Last Modified 2024-01-30 7:37 AM EDT

Lightyear

[4 stars] [IMDB Link]

[Amazon Link]
(paid link)

I was somewhat surprised to like this movie quite a bit. The IMDB raters despised it. The reviews I read were brutal. (To be fair, the numbers at Rotten Tomatoes are kinder.) Conservative Tim Allen was rudely shoved aside, replaced by pinko Chris Evans.

I might have been less sympathetic if I'd shelled out movie-theater cash. But it showed up as a free-to-me Disney+ streamer last Tuesday, so…

The setup is that Toy Story's Andy saw this movie back in 1991, which prompted his demand for his Buzz Lightyear action figure, setting off the events of that movie. OK, fine. Buzz is in charge of a colonization mission, responsible for the lives of 1200 or so civilians. He is an I'll-do-it-myself kind of guy, not a team player at all, so when disaster occurs as the ship crashes trying to escape from an aggressively hostile planet, Buzz blames himself.
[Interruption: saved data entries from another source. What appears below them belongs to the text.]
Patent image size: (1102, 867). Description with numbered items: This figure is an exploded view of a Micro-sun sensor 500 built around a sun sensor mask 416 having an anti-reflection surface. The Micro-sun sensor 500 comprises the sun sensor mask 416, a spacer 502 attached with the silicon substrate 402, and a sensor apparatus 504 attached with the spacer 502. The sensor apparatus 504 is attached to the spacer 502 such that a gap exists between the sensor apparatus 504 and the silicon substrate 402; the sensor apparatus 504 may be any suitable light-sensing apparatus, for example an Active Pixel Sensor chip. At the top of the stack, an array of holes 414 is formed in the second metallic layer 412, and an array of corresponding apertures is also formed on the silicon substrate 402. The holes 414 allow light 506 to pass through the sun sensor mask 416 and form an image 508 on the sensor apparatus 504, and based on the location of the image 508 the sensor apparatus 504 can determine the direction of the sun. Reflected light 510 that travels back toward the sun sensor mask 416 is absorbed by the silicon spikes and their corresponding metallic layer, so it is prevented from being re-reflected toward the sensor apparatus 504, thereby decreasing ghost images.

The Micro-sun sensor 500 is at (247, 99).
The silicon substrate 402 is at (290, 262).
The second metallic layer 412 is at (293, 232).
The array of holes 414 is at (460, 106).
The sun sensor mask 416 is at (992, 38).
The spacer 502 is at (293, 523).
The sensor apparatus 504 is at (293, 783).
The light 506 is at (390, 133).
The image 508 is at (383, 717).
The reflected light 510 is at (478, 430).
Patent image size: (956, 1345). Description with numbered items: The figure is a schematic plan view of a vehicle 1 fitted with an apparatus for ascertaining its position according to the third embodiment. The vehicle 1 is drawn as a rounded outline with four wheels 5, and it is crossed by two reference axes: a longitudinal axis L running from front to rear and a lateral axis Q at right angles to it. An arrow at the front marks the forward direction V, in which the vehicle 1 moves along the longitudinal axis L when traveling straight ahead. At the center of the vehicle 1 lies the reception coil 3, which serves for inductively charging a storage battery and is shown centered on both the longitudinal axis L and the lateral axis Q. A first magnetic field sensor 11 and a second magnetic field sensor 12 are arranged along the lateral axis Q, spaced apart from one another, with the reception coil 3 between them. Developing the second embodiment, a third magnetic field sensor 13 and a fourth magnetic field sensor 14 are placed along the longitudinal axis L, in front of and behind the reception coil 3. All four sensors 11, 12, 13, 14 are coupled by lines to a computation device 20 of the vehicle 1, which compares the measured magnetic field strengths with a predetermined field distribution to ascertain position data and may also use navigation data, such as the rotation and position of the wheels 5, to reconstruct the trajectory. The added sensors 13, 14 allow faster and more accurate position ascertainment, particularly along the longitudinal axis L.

His efforts to repair the ship and resume his mission involve a considerable amount of relativistic time dilation, as he endeavors to discover just the right mix of fuel elements that will power up the ship again. Along the way, he acquires a robotic cat, and a misfit bunch of helpers. All building up to his inevitable conflict with Zurg. (Big revision from Toy Story 2: Zurg is not Buzz's dad, but…)

OK, so there was some lesbianism involved. Buzz is cool with it, so I was too, although my eyes may have rolled a bit. The "teamwork with a diverse cast" is also heavy-handed, but equally easy to ignore. Bottom line: I had fun.

And, to tell the truth, I couldn't tell the difference between Tim Allen's Buzz voice and Chris Evans'.